Table of Contents
Problem Statement
The Least Number of Unique Integers after K Removals LeetCode Solution – “Least Number of Unique Integers after K removals” states that you’re given an array of integers and an integer k. Find the least number of unique integers after removing exactly k elements.
Example:
Input: arr = [5,5,4], k = 1
Output: 1
Explanation:
- Since k = 1, we will remove exactly 1 element.
- Removing a single 5 will give the array as [5,4]. So a number of unique elements are 2.
- Removing a single 4 will give the array as [5,5]. So a number of unique elements are 1.
- Hence, removing 4 is optimal since it yields a minimum number of unique elements which is 1.
- The answer is 1.
Input: arr = [4,3,1,1,3,3,2], k = 3
Output: 2
Explanation:
- Since k = 3 we will remove exactly three elements from the input array such that a number of unique elements will be minimized.
- We can easily observe that removing [4,2,1] will give exactly 2 distinct elements which is the minimum answer possible.
Approach
Idea:
- The main idea to solve this problem efficiently is to use (Greedy Approach).
- Store all the unique elements frequencies of the given array in the frequency table.
- Since we have to minimize the number of distinct elements after removing k elements so, we’ll start from those elements which have a minimum frequency in the given array.
- Hence, we need to sort the unique elements and their frequencies in non-decreasing order of their frequencies.
- Start with the elements which have minimum frequency and decrease the value of K with the minimum frequency and discard the current element. Repeat the same step till k is positive.

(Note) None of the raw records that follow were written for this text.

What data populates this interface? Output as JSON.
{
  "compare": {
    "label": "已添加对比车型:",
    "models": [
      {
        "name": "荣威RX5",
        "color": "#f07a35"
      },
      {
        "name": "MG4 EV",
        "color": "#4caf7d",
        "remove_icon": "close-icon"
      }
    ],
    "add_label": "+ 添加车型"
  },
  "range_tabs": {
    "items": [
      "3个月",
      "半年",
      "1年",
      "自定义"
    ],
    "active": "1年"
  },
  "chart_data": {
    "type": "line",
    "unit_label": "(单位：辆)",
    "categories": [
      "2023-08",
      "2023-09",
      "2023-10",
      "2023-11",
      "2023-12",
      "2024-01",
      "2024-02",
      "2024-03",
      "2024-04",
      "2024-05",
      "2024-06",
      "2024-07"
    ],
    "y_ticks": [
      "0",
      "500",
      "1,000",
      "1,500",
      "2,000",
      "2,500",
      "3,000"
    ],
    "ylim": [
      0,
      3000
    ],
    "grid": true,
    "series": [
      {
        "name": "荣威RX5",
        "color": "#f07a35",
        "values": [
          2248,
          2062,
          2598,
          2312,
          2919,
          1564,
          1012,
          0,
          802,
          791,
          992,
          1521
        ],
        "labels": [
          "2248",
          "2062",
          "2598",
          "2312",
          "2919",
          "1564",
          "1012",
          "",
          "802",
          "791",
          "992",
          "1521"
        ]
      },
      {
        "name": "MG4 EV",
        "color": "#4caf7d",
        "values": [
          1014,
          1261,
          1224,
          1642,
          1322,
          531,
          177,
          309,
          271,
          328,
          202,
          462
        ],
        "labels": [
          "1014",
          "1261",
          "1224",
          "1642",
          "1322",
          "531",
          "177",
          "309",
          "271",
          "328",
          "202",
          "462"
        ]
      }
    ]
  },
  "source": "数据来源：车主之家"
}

- A number of distinct elements that are left after the above operations are done repeatedly till k is positive, is our answer.
Code
C++ Least Number of Unique Integers after K removals String Leetcode Solution:
class Solution {
public:
int findLeastNumOfUniqueInts(vector<int>& arr, int k) {
unordered_map<int,int> freq;
for(auto& num:arr){
freq[num]++;
}
vector<pair<int,int>> store;
for(auto& x:freq){
store.push_back({x.second,x.first});
}
sort(store.rbegin(),store.rend());
while(k>0){
int required = min(k,store.back().first);
k-=required;
store.back().first-=required;
if(!store.back().first){
store.pop_back();
}
}
return store.size();
}
};
Java Least Number of Unique Integers after K removals Leetcode Solution:
class Solution {
public int findLeastNumOfUniqueInts(int[] arr, int k) {
Map<Integer, Integer> freq = new HashMap<>();
for (int a : arr){
freq.put(a, 1 + freq.getOrDefault(a, 0));
}
int len = freq.size();
TreeMap<Integer, Integer> occ = new TreeMap<>();
for (int v : freq.values()){
occ.put(v, 1 + occ.getOrDefault(v, 0));
}
while(k>0){
Map.Entry<Integer,Integer> entry = occ.pollFirstEntry();
if(k-entry.getKey()*entry.getValue()>=0){
k -= entry.getKey()*entry.getValue();
len -= entry.getValue();
}
else{
return len - k / entry.getKey();
}
}
return len;
}
}Complexity Analysis for Least Number of Unique Integers after K removals Leetcode Solution
Time Complexity
The time complexity of the above code is O(N + MlogM + K) where N = length of the input array and M = number of unique elements.
Space Complexity
The space complexity of the above code is O(M), where M = number of unique elements in the input array.